Tipos e Estratégias de Adaptação
Adaptação Estrutural 
Envolve obras e tecnologias que reduzem a exposição e os danos, como diques, barragens e drenagens. Cidades como São Paulo e Recife têm investido em projetos de drenagem para enfrentar chuvas intensas. Porém, soluções puramente técnicas podem criar novos riscos ou transferi-los a outras comunidades. Hoje, fala-se em infraestrutura resiliente, flexível e integrada à natureza.

Adaptação Baseada na Natureza (NbS) 
Essa abordagem usa os ecossistemas como aliados. Restaurar manguezais, reflorestar nascentes e recuperar áreas úmidas são exemplos de ações que reduzem riscos e fortalecem a biodiversidade. O Equador e a Colômbia têm bons exemplos de políticas desse tipo. Estudos mostram que cada dólar investido em restauração pode gerar até sete dólares em benefícios sociais e ambientais.

Adaptação Social e Comportamental 
A força das comunidades é um fator decisivo. Programas de educação ambiental, comunicação de risco e planejamento participativo ampliam a resiliência. No Semiárido brasileiro, o uso de sementes crioulas e a gestão da água por comunidades locais mostram como o conhecimento tradicional é essencial. Como afirma a socióloga Gabriela Merlinsky, a adaptação só é real quando reconhece o território como sujeito político.

Adaptação Institucional e Política 
Governos precisam criar estruturas sólidas para planejar e coordenar ações. O Plano Nacional de Adaptação (PNA), lançado em 2016, é uma tentativa brasileira de integrar políticas setoriais. Apesar dos avanços, sua execução ainda é irregular. Já países como México e Costa Rica têm conseguido consolidar políticas de adaptação ligadas às metas de desenvolvimento sustentável.

Exemplos na Prática
No Brasil, o programa Um Milhão de Cisternas levou água e autonomia a famílias do Semiárido. Em São Paulo, o projeto de macrodrenagem do Rio Tietê busca conter enchentes com áreas de amortecimento e parques lineares. No Sul, cidades como Porto Alegre vêm incorporando dados climáticos na gestão urbana e na saúde pública. A agricultura também avança com práticas de agroecologia e uso de bioinsumos.

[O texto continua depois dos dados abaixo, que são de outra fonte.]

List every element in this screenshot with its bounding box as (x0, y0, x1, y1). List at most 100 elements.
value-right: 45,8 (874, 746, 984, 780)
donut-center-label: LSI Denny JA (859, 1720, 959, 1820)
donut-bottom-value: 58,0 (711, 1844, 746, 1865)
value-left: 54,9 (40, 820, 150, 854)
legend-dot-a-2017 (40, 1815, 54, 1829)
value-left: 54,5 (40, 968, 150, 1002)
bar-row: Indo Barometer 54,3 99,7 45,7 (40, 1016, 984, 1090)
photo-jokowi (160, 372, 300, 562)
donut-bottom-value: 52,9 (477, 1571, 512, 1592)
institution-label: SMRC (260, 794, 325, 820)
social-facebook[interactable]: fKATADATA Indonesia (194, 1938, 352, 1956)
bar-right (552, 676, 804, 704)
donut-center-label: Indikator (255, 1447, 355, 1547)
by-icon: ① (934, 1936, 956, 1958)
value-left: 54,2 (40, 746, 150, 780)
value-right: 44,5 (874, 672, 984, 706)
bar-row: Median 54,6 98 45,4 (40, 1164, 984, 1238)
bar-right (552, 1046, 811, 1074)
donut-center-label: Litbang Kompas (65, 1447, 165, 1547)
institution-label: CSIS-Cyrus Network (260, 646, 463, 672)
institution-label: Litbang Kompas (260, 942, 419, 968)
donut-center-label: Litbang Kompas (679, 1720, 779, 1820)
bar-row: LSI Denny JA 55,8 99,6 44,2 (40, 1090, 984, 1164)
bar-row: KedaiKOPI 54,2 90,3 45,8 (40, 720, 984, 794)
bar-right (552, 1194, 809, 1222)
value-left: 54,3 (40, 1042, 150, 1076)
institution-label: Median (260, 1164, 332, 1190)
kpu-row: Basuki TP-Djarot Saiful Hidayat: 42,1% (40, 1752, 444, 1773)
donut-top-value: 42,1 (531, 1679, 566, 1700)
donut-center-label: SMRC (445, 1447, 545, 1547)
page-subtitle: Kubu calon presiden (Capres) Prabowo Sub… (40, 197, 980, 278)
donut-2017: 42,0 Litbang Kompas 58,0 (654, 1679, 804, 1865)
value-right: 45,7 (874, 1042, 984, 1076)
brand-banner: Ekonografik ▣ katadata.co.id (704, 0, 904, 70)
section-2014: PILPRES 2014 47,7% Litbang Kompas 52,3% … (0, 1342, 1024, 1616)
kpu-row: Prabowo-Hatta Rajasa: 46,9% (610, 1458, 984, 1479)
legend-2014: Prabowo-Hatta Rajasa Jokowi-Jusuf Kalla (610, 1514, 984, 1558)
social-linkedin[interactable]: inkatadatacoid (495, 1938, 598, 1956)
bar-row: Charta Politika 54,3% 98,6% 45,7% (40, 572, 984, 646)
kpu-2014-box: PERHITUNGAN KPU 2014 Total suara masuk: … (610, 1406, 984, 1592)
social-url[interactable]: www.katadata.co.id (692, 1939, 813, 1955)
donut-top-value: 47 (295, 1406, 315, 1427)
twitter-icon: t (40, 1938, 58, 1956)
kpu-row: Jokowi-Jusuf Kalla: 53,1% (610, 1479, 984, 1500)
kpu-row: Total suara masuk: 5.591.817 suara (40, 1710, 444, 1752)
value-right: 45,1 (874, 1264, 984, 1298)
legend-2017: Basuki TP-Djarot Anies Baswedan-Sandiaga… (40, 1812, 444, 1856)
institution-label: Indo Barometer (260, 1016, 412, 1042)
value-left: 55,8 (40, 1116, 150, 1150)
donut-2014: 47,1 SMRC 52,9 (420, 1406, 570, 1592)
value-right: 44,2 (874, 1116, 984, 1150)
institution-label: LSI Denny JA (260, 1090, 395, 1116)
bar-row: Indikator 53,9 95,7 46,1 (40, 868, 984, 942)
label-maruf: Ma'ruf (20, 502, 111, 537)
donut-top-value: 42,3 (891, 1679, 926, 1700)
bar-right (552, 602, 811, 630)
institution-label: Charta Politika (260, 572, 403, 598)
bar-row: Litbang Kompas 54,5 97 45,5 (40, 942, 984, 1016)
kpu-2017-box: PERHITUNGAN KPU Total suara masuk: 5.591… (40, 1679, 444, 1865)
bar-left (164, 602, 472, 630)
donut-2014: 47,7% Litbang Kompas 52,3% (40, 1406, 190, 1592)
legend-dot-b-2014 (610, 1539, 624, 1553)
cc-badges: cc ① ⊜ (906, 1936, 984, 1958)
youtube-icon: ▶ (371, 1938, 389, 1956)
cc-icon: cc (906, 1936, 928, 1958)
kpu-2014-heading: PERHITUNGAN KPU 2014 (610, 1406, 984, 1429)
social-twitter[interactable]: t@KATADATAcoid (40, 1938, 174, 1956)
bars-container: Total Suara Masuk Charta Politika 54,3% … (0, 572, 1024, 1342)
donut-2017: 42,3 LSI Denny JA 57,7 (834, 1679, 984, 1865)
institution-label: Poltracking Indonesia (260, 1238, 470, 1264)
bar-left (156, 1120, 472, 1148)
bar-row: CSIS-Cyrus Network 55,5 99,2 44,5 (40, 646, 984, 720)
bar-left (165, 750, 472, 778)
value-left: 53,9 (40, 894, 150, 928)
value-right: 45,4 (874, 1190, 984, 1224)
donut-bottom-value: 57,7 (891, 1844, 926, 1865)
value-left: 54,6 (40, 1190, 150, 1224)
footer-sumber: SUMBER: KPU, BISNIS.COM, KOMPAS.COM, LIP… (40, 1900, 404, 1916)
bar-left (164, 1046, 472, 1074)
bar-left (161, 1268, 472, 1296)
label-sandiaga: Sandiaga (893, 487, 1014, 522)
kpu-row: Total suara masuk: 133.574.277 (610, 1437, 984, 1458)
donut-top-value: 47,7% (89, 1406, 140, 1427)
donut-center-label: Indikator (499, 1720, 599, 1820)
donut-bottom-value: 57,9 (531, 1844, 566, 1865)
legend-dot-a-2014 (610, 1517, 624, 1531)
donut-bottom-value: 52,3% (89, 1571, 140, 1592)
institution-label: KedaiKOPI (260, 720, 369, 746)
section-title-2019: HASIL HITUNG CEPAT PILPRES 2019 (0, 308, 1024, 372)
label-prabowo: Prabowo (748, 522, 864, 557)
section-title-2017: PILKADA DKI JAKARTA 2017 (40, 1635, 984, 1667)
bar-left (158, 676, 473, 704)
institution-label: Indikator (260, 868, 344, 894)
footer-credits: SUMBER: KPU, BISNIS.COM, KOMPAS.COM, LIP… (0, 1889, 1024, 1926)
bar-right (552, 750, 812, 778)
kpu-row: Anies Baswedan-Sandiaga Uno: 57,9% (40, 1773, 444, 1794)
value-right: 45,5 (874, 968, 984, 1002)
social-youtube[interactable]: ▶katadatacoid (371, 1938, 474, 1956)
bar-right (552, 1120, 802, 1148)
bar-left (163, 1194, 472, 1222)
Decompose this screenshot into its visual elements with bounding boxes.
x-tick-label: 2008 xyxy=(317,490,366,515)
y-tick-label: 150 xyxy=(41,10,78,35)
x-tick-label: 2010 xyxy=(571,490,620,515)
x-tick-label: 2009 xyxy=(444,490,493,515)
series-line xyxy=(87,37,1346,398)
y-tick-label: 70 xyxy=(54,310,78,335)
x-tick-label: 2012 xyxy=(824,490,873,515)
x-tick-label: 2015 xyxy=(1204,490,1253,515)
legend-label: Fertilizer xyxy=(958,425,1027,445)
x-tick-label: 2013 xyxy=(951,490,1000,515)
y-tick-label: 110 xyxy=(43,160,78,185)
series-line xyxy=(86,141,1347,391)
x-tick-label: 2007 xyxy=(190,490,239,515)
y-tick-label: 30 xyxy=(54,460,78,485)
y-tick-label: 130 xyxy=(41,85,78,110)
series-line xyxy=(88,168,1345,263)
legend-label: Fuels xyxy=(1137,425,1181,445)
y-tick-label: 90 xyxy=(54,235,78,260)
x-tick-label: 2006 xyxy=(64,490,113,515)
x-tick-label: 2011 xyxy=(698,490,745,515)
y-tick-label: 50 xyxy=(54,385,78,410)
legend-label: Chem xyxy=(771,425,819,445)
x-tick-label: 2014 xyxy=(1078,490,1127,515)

Na América Latina, há soluções criativas. O Peru reativou antigas estruturas pré-incas de recarga de água, as amunas. O Chile criou um plano nacional de adaptação agrícola. Honduras e Guatemala apostam em agricultura inteligente, e o Uruguai fortalece políticas de adaptação costeira. A região mostra que é possível unir conhecimento local, governança e inovação.

Desafios e Caminhos Futuros
O principal obstáculo ainda é o financiamento. Os países em desenvolvimento precisarão entre US$ 160 e US$ 340 bilhões anuais até 2030, mas recebem menos de US$ 50 bilhões. Além da falta de recursos, há o desafio de integrar políticas e medir resultados. A adaptação gera benefícios de longo prazo, difíceis de quantificar, o que reduz o interesse de investidores privados.

O IPCC também alerta para os limites da adaptação. Alguns ecossistemas e territórios podem chegar a um ponto em que nenhuma medida será suficiente, como recifes de coral que desaparecem ou geleiras que derretem de forma irreversível. Reconhecer esses limites é essencial para planejar transições justas e evitar ilusões de controle.

Outro desafio é a fragmentação entre ministérios e níveis de governo. Falta integração e dados consistentes para monitorar resultados. Municípios e comunidades estão na linha de frente, mas ainda têm pouca capacidade técnica e recursos.

O futuro da adaptação depende da união entre ciência, política e sociedade. O investimento em soluções baseadas na natureza, o fortalecimento das instituições e a promoção da justiça climática são caminhos centrais. 

O tempo de reagir passou. Agora é hora de adaptar.